I have learned a lot since becoming a Mother. In my mid-twenties, before marriage and parenthood, I asked God to help me to develop humility, selflessness, patience, and self-control. You know how people say that God answers our prayers, but not always the way we hope – well, let me tell ya somethin’ — never have I had to work so hard on developing those four traits than after my first daughter was born. And since my second child arrived, I daily add more and more to the above list, traits I thought I had already “mastered” – HA! Seriously, motherhood is tough! No huge revelation there, I know, but thus said, I would like to share my “growing pains” with you in hope that you will come to realize that: 1) You are not alone in your struggles and negative feelings. 2) You are often your own worst enemy (so stop listening to those negative thoughts in your head, open your Bible or phone a friend). 3) You must give your life and the lives of your children completely over to God through constant prayer.
Currently, I work part-time from home to stay with my two girls, ages four and almost two. However, with only one child, I worked full time away from home while also trying to start a small, side business, and many feelings and emotions constantly assailed me then, as well as now. Whether we work outside the home or in the home, full-time or part-time, we must always remember these words in Colossians 3:23, which I remind myself twenty or thirty times a day: “Whatever you do, work at it with all your heart, as working for the Lord, not for human masters, since you know that you will receive an inheritance from the Lord as a reward. It is the Lord Christ you are serving.” Although motherhood yields great joy, not to mention, wonderful hugs and lots of giggles, it can be thankless, exhausting, and downright discouraging more often than not. Nonetheless, it is the MOST important work we do while here on earth — rearing warriors for His Kingdom.

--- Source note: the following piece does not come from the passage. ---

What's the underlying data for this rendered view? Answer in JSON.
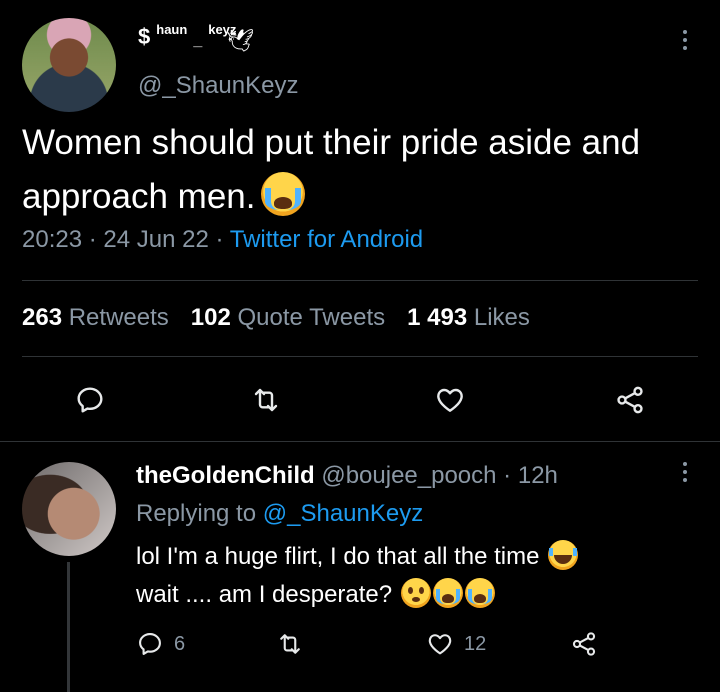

In the next few posts I would like to share ten subjects that mothers and most all women, actually, struggle with each and every day. While many of these examples involve growing a young family, some of these issues affect us at many stages of life. Like I’ve stated before, serious trouble lies just around the corner when my mind runs astray, listening to the other voice inside my head, thus acting out of fear or worry. Y’all, the devil wants to tear us down, and he is SO tricky, for he knows exactly how to distract us, to prevent us from loving ourselves and others, and to keep us from living for God. Instead of seeking help from other Believers, or opening my Bible, I confess that all too often, I let these crippling thoughts ruin a day, a week, and even months, and many of you do the same. I know because you have told me. We all have ungodly thoughts, and Satan’s tactics to defeat us changes from day to day. Actually, it seems that when I experience victory on one spiritual front, another front opens up soon thereafter. Nevertheless, God doesn’t leave me to fight the evil one alone, for He promises to NEVER LEAVE ME, NOR FORSAKE ME. (Hebrews 13:5) And that promise if for you, too.

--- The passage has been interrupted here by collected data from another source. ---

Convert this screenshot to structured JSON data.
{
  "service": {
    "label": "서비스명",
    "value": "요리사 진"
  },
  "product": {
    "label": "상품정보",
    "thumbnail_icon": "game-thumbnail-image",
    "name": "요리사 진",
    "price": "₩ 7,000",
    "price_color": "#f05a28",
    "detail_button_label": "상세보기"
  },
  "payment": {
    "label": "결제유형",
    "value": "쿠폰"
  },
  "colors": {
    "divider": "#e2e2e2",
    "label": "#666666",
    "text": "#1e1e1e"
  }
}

So why am I writing this? Because it is my prayer that after reading about my spiritual battles, you will take heart when you feel like you are the only woman struggling with living life the way God intends for us to live. You see, although frequently told by others that I am one of the most “put together” of persons — a woman with a plan, a woman with confidence and a woman without fear, that is simply not altogether true. Yes, I am some of those things, but a closer look reveals that frequently, I am none of those things. From around ages twelve to twenty-seven, I wrestled with some serious matters and with God. It was not until I completely gave my life to Him and decided that I was NOT going to let this world or anyone else determine my value, my beauty, or my happiness that things changed, and that I’ve lived happily ever after – uh, nope, such is not the case because Satan continues to attack where and when I’m weakest, and I still sometimes question God. So what has changed? Now, I do not remain hopeless, or always worthless, overcome with anxiety because Christ lives in me and has put in me a true, real sense of knowing that He is always with me, even till the end ends of the earth. (Matthew 28:20) What’s more, I know that one day I will be with Him, my redeemer and friend. In the meantime, I strive to delight myself in the Lord so He will give me the desires of my heart, desires to reflect Him in all I say and do.